Studio album by Guardian
- Released: October 1995
- Genre: Christian rock
- Length: 41:54
- Label: Myrrh
- Producer: Steve Taylor

Guardian chronology
| Nunca te diré adiós (1994) | Buzz (1995) | Bottle Rocket (1997) |

= Buzz (Guardian album) =

Buzz is one of the albums from Christian rock band Guardian. The album was released in October 1995 and was produced by Steve Taylor. The album takes the band into the realms of alternative music and grunge common of the 90s.

Guardian opened for Taylor in a tour which prompted them to ask him to produce their next album.
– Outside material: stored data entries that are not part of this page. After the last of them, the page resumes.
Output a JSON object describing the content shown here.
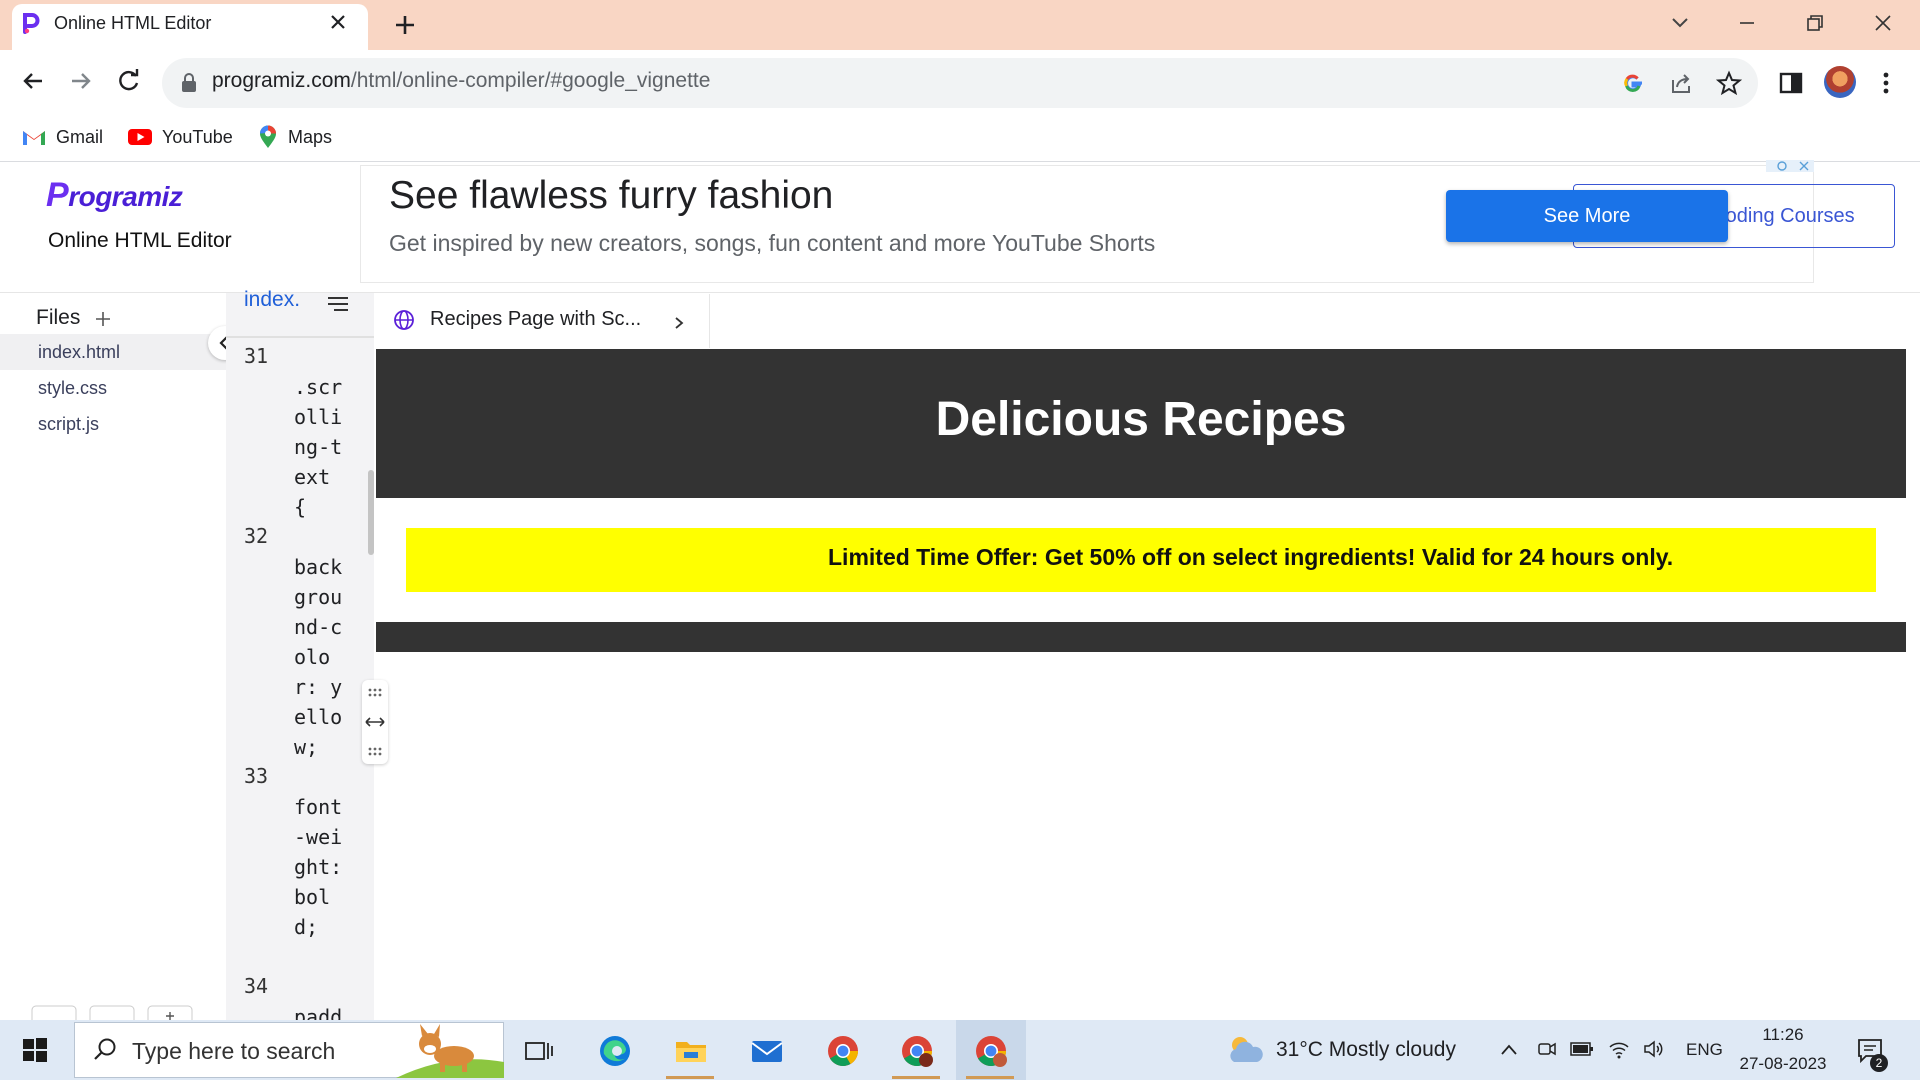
{
  "browser": {
    "tab_title": "Online HTML Editor",
    "url_host": "programiz.com",
    "url_path": "/html/online-compiler/#google_vignette",
    "bookmarks": [
      {
        "label": "Gmail",
        "icon": "gmail-icon"
      },
      {
        "label": "YouTube",
        "icon": "youtube-icon"
      },
      {
        "label": "Maps",
        "icon": "maps-icon"
      }
    ]
  },
  "site": {
    "logo_text": "rogramiz",
    "logo_initial": "P",
    "editor_title": "Online HTML Editor"
  },
  "ad": {
    "headline": "See flawless furry fashion",
    "subtext": "Get inspired by new creators, songs, fun content and more YouTube Shorts",
    "cta": "See More",
    "courses_button": "Interactive Coding Courses"
  },
  "files": {
    "title": "Files",
    "items": [
      "index.html",
      "style.css",
      "script.js"
    ]
  },
  "editor": {
    "tab_label": "index.html",
    "lines": [
      {
        "num": "31",
        "code": ".scrolling-text {"
      },
      {
        "num": "32",
        "code": "background-color: yellow;"
      },
      {
        "num": "33",
        "code": "font-weight: bold;"
      },
      {
        "num": "34",
        "code": "padd"
      }
    ]
  },
  "preview": {
    "tab_title": "Recipes Page with Sc...",
    "heading": "Delicious Recipes",
    "offer": "Limited Time Offer: Get 50% off on select ingredients! Valid for 24 hours only.",
    "colors": {
      "header_bg": "#333333",
      "banner_bg": "#ffff00"
    }
  },
  "taskbar": {
    "search_placeholder": "Type here to search",
    "weather": "31°C  Mostly cloudy",
    "language": "ENG",
    "time": "11:26",
    "date": "27-08-2023",
    "notification_count": "2",
    "apps": [
      "task-view-icon",
      "edge-icon",
      "file-explorer-icon",
      "mail-icon",
      "chrome-icon",
      "chrome-icon",
      "chrome-icon"
    ]
  }
}
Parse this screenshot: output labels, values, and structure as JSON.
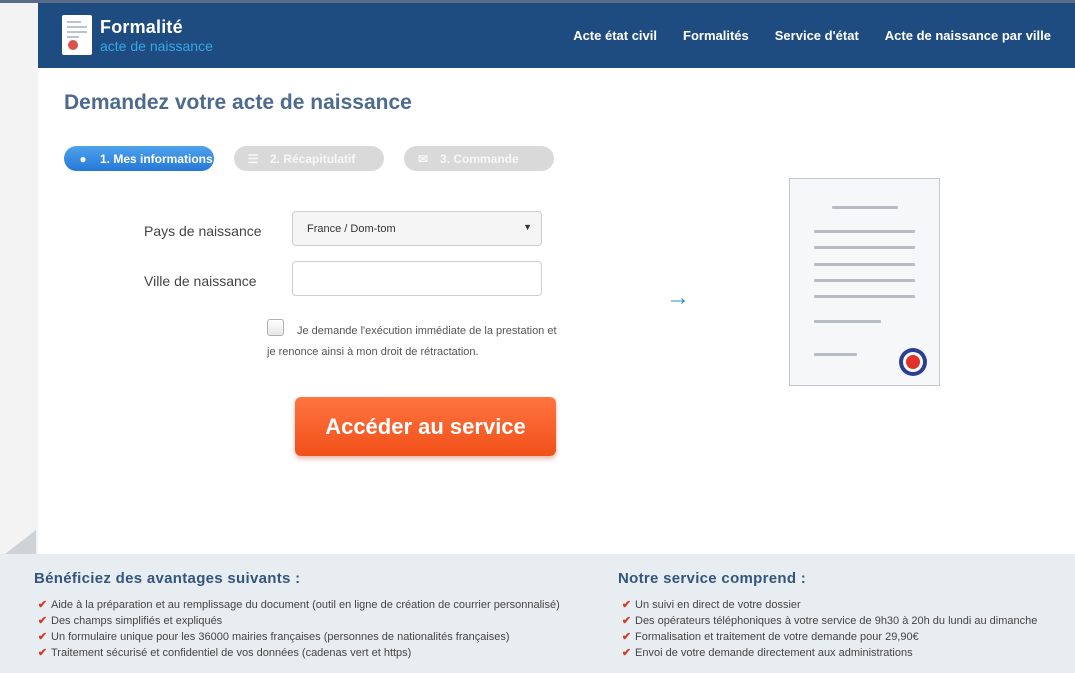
{
  "header": {
    "logo_title": "Formalité",
    "logo_subtitle": "acte de naissance",
    "nav": [
      "Acte état civil",
      "Formalités",
      "Service d'état",
      "Acte de naissance par ville"
    ]
  },
  "page_title": "Demandez votre acte de naissance",
  "steps": [
    {
      "label": "1. Mes informations",
      "icon": "user-icon",
      "active": true
    },
    {
      "label": "2. Récapitulatif",
      "icon": "list-icon",
      "active": false
    },
    {
      "label": "3. Commande",
      "icon": "envelope-icon",
      "active": false
    }
  ],
  "form": {
    "country_label": "Pays de naissance",
    "country_value": "France / Dom-tom",
    "city_label": "Ville de naissance",
    "city_value": "",
    "consent_line1": "Je demande l'exécution immédiate de la prestation et",
    "consent_line2": "je renonce ainsi à mon droit de rétractation.",
    "consent_checked": false,
    "submit_label": "Accéder au service"
  },
  "footer": {
    "benefits_title": "Bénéficiez des avantages suivants :",
    "benefits": [
      "Aide à la préparation et au remplissage du document (outil en ligne de création de courrier personnalisé)",
      "Des champs simplifiés et expliqués",
      "Un formulaire unique pour les 36000 mairies françaises (personnes de nationalités françaises)",
      "Traitement sécurisé et confidentiel de vos données (cadenas vert et https)"
    ],
    "service_title": "Notre service comprend :",
    "service": [
      "Un suivi en direct de votre dossier",
      "Des opérateurs téléphoniques à votre service de 9h30 à 20h du lundi au dimanche",
      "Formalisation et traitement de votre demande pour 29,90€",
      "Envoi de votre demande directement aux administrations"
    ]
  },
  "colors": {
    "header_bg": "#1f4c80",
    "accent_blue": "#2579d6",
    "cta_orange": "#f15019",
    "check_red": "#d83a2a"
  }
}
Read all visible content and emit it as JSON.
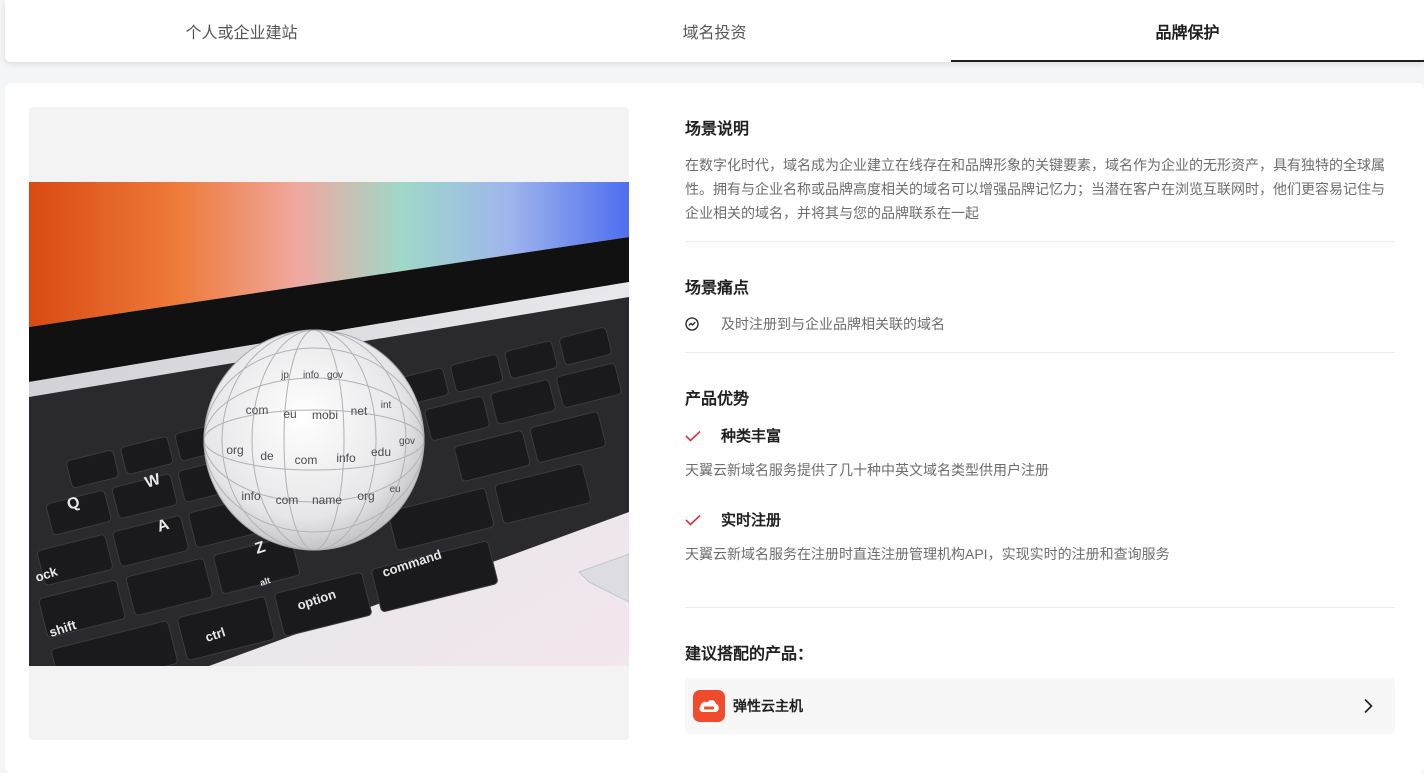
{
  "tabs": [
    {
      "label": "个人或企业建站",
      "active": false
    },
    {
      "label": "域名投资",
      "active": false
    },
    {
      "label": "品牌保护",
      "active": true
    }
  ],
  "scenario": {
    "title": "场景说明",
    "description": "在数字化时代，域名成为企业建立在线存在和品牌形象的关键要素，域名作为企业的无形资产，具有独特的全球属性。拥有与企业名称或品牌高度相关的域名可以增强品牌记忆力；当潜在客户在浏览互联网时，他们更容易记住与企业相关的域名，并将其与您的品牌联系在一起"
  },
  "pain_points": {
    "title": "场景痛点",
    "items": [
      "及时注册到与企业品牌相关联的域名"
    ]
  },
  "advantages": {
    "title": "产品优势",
    "items": [
      {
        "title": "种类丰富",
        "description": "天翼云新域名服务提供了几十种中英文域名类型供用户注册"
      },
      {
        "title": "实时注册",
        "description": "天翼云新域名服务在注册时直连注册管理机构API，实现实时的注册和查询服务"
      }
    ]
  },
  "recommended": {
    "title": "建议搭配的产品：",
    "products": [
      {
        "name": "弹性云主机",
        "icon": "cloud-server-icon"
      }
    ]
  },
  "illustration": {
    "globe_words": [
      "com",
      "eu",
      "mobi",
      "net",
      "org",
      "de",
      "com",
      "info",
      "edu",
      "gov",
      "info",
      "com",
      "name",
      "org",
      "eu",
      "jp",
      "info",
      "gov",
      "int"
    ],
    "keys": [
      "shift",
      "ctrl",
      "option",
      "alt",
      "command",
      "ock",
      "A",
      "Z",
      "Q",
      "W"
    ]
  },
  "colors": {
    "accent": "#e0323c",
    "brand": "#ef4b2c",
    "active_tab_underline": "#1f1f1f"
  }
}
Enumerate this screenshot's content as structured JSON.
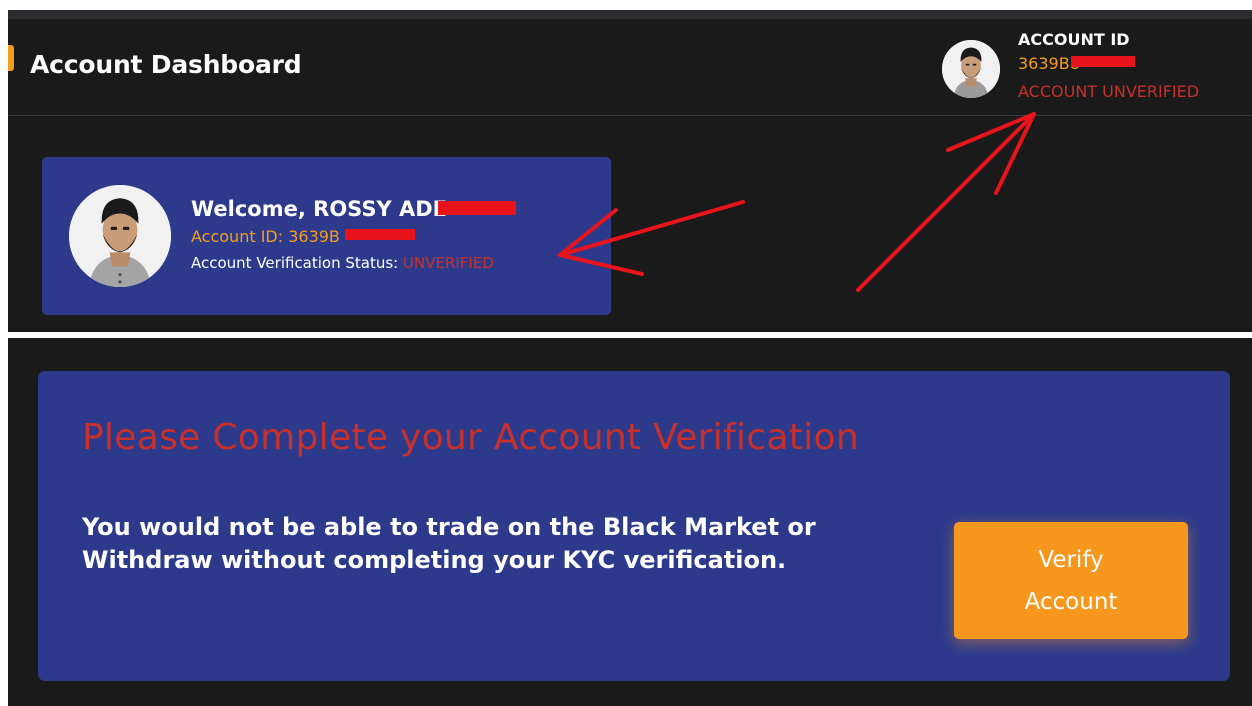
{
  "header": {
    "title": "Account Dashboard",
    "account_label": "ACCOUNT ID",
    "account_id": "3639B8",
    "account_status": "ACCOUNT UNVERIFIED"
  },
  "welcome_card": {
    "greeting": "Welcome, ROSSY ADE",
    "account_id_line": "Account ID: 3639B",
    "status_label": "Account Verification Status: ",
    "status_value": "UNVERIFIED"
  },
  "kyc_notice": {
    "heading": "Please Complete your Account Verification",
    "body": "You would not be able to trade on the Black Market or Withdraw without completing your KYC verification.",
    "button_label": "Verify Account"
  },
  "colors": {
    "background": "#1a1a1a",
    "card": "#2d3a8c",
    "accent_orange": "#f59d1f",
    "alert_red": "#c8302a",
    "redaction_red": "#e8141b"
  },
  "icons": [
    "user-avatar-icon",
    "annotation-arrow-icon"
  ]
}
Taylor was hesitant to do so at first, but then agreed as he became friends of the band.

Professional ratings
Review scores
| Source | Rating |
| Cross Rhythms | 8/10 |

==Track listing==
1. "This Old Man" (Palacios, Rowe, Taylor) – 2:29
2. "Lead the Way" (Rowe, Taylor) – 2:43
3. "State of Mine" (Bach, Rowe) – 3:04
4. "The Lion's Den" (Palacios, Rowe, Taylor) – 3:54
5. "Are You Gonna Keep Your Word?" (Rowe, Taylor) – 3:34
6. "One Thing Left to Do" (Bach, Ney, Palacios, Rowe, Taylor) – 3:36
7. "Hand of the Father" (Bach, Palacios, Rowe) – 4:27
8. "Psychedelic Runaway" (Palacios) – 3:26
9. "Even It Out" (Bach, Palacios) – 3:55
10. "Lift Me Up" (Rowe) – 2:57
11. "Shorty" (Bach, Palacios) – 2:23
12. "Lullaby" (Bach) – 2:56
13. "Them Nails" (Bach, Palacios, Rowe) – 2:26

== Album artwork ==
The album slip featured four interchangeable covers. All of them references to the title Buzz. The four covers were:
- A picture of astronaut Buzz Aldrin.
- A close-up of a bee hive.
- A picture of two girls whispering between them (as in "buzzing").
- A picture of a mother giving a buzz cut haircut to her young son. Note: This picture is actually David Bach's mom giving his older brother a haircut.

Buzz Aldrin
Buzz cut
Buzz of a bee

== Personnel ==
Guardian
- Jamie Rowe – lead vocals, guitar on "Them Nails"
- Tony Palacios – guitars, backing vocals
- David Bach – bass, backing vocals
- Karl Ney – drums

Guest musicians
- Eric Darken – percussion
- John Mark Painter – string arrangements
- The Love Sponge String Quartet
  - John Catchings – cello
  - Kristin Wilkinson – viola
  - David Davidson – violin
  - Pamela Sixfin – violin

== Production ==
- Steve Taylor – producer
- Mark Maxwell – A&R direction
- Russ Long – engineer
- David Schober – additional engineer
- Rich Hanson – recording assistant
- Dave Latto – recording assistant
- Paul Skaife – recording assistant
- Rick Will – mixing
- F. Reid Shippen – mix assistant
- Bob Ludwig – mastering
- David Bach – art direction, design
- Jamie Rowe – design
- Stephen L. Buchmann – photography (bees)
- Black Box Studios – photography (whispering twins)
- NASA – photography (Buzz Aldrin)
- Commander H.E. Biedebach – photography (the haircut)

Studios
- Recorded at Quad Studios and The Carport (Nashville, Tennessee).
- Mixed at The Saltmine (Nashville, Tennessee).
- Mastered at Gateway Mastering (Portland, Maine).